O candidato derrotado do PMDB, Gabriel Chalita, que apoiou o petista Fernando Haddad no segundo turno das eleições paulistanas, afirmou neste domingo, 28, que seu adversário tucano, José Serra, sai deste pleito “menor do que ele entrou”.

Para Chalita, ex-secretário estadual de Educação de 2003 a 2007 na gestão de Geraldo Alckmin (PSDB), Serra fez uma campanha “muito agressiva”, semelhante à empreendida contra a presidente Dilma Rousseff nas eleições de 2010. “Serra veio, de novo, com a história de pegar um tema que não é referente à grande questão da cidade. Na eleição presidencial, ele pegou o aborto, na eleição local, ele pegou o kit gay.
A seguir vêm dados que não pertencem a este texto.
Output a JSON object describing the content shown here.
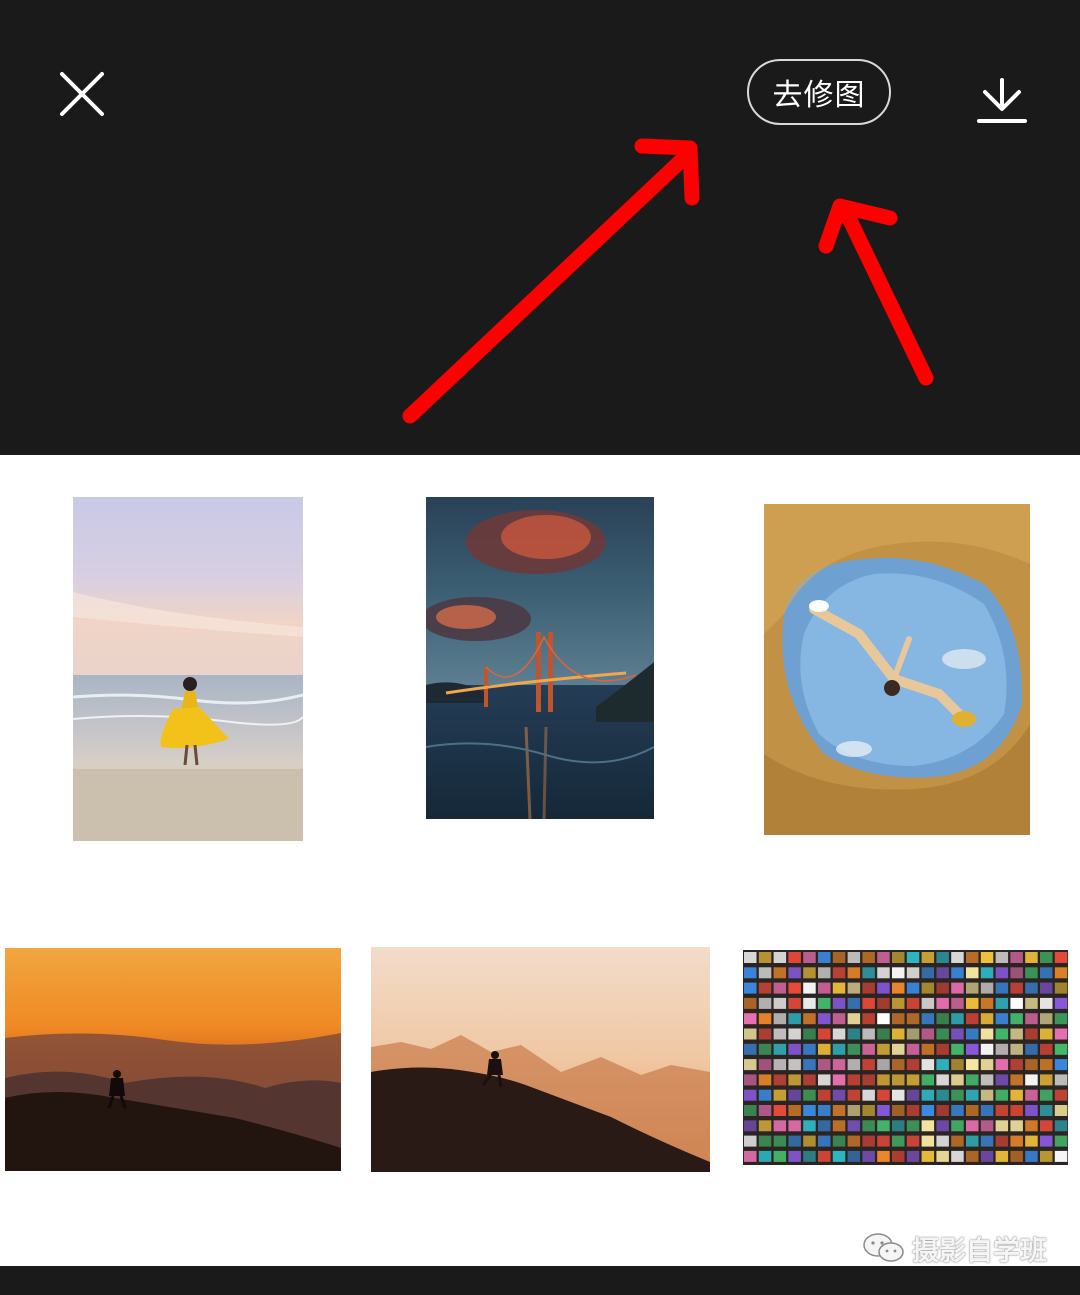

Sai menor do que entrou”, disse.

Já o prefeito Gilberto Kassab (PSD), na opinião de Chalita, ficará marcado como um político “muito esperto”, por ter conseguido montar um partido “que vai de um lado, vai do outro lado”. Contudo, segundo o peemedebista, também será lembrado como um mau administrador, “que perdeu uma grande oportunidade de cuidar de São Paulo”.
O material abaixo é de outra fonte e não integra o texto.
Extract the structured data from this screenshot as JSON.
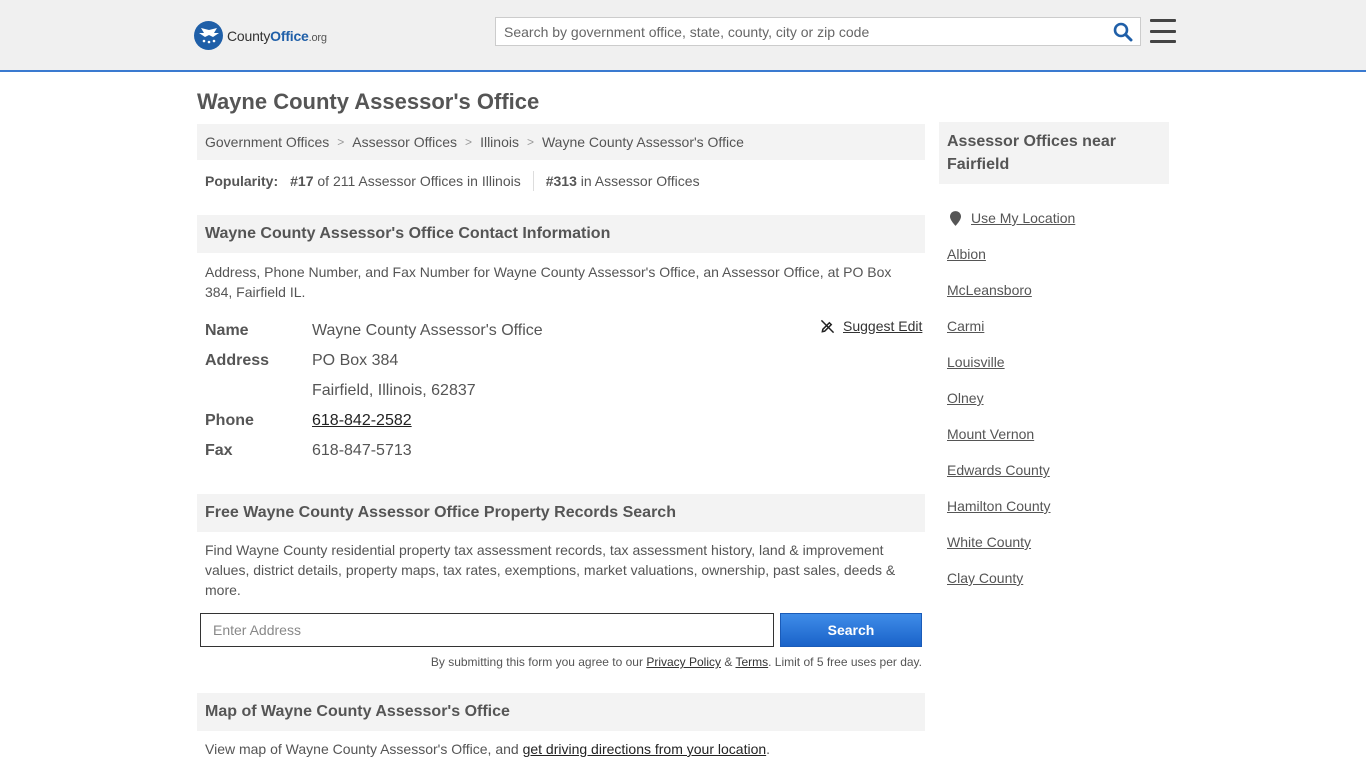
{
  "header": {
    "logo_county": "County",
    "logo_office": "Office",
    "logo_tld": ".org",
    "search_placeholder": "Search by government office, state, county, city or zip code"
  },
  "page": {
    "title": "Wayne County Assessor's Office"
  },
  "breadcrumb": [
    "Government Offices",
    "Assessor Offices",
    "Illinois",
    "Wayne County Assessor's Office"
  ],
  "breadcrumb_sep": ">",
  "popularity": {
    "label": "Popularity:",
    "state_rank": "#17",
    "state_text": "of 211 Assessor Offices in Illinois",
    "national_rank": "#313",
    "national_text": "in Assessor Offices"
  },
  "contact": {
    "heading": "Wayne County Assessor's Office Contact Information",
    "description": "Address, Phone Number, and Fax Number for Wayne County Assessor's Office, an Assessor Office, at PO Box 384, Fairfield IL.",
    "suggest_edit": "Suggest Edit",
    "name_label": "Name",
    "name": "Wayne County Assessor's Office",
    "address_label": "Address",
    "address_line1": "PO Box 384",
    "address_line2": "Fairfield, Illinois, 62837",
    "phone_label": "Phone",
    "phone": "618-842-2582",
    "fax_label": "Fax",
    "fax": "618-847-5713"
  },
  "records": {
    "heading": "Free Wayne County Assessor Office Property Records Search",
    "description": "Find Wayne County residential property tax assessment records, tax assessment history, land & improvement values, district details, property maps, tax rates, exemptions, market valuations, ownership, past sales, deeds & more.",
    "address_placeholder": "Enter Address",
    "search_label": "Search",
    "disclaimer_pre": "By submitting this form you agree to our ",
    "privacy": "Privacy Policy",
    "amp": " & ",
    "terms": "Terms",
    "disclaimer_post": ". Limit of 5 free uses per day."
  },
  "map": {
    "heading": "Map of Wayne County Assessor's Office",
    "description_pre": "View map of Wayne County Assessor's Office, and ",
    "directions_link": "get driving directions from your location",
    "description_post": "."
  },
  "aside": {
    "heading": "Assessor Offices near Fairfield",
    "use_location": "Use My Location",
    "links": [
      "Albion",
      "McLeansboro",
      "Carmi",
      "Louisville",
      "Olney",
      "Mount Vernon",
      "Edwards County",
      "Hamilton County",
      "White County",
      "Clay County"
    ]
  },
  "colors": {
    "brand_blue": "#1f5fa8",
    "header_border": "#3a7ad0",
    "button_blue": "#2a74d8",
    "section_bg": "#f3f3f3"
  },
  "icons": [
    "logo-eagle-icon",
    "search-icon",
    "hamburger-menu-icon",
    "edit-pencil-icon",
    "map-pin-icon"
  ]
}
“Eles (Serra e Kassab) não conseguiram usar esse orçamento fantástico e deixaram a maior parte da população de São Paulo na miséria, são 3 milhões de pessoas morando em favelas e áreas irregulares”, disse. Chalita está no Hotel Intercontinental, na região da Avenida Paulista, onde petistas e aliados acompanham o dia da votação do segundo turno.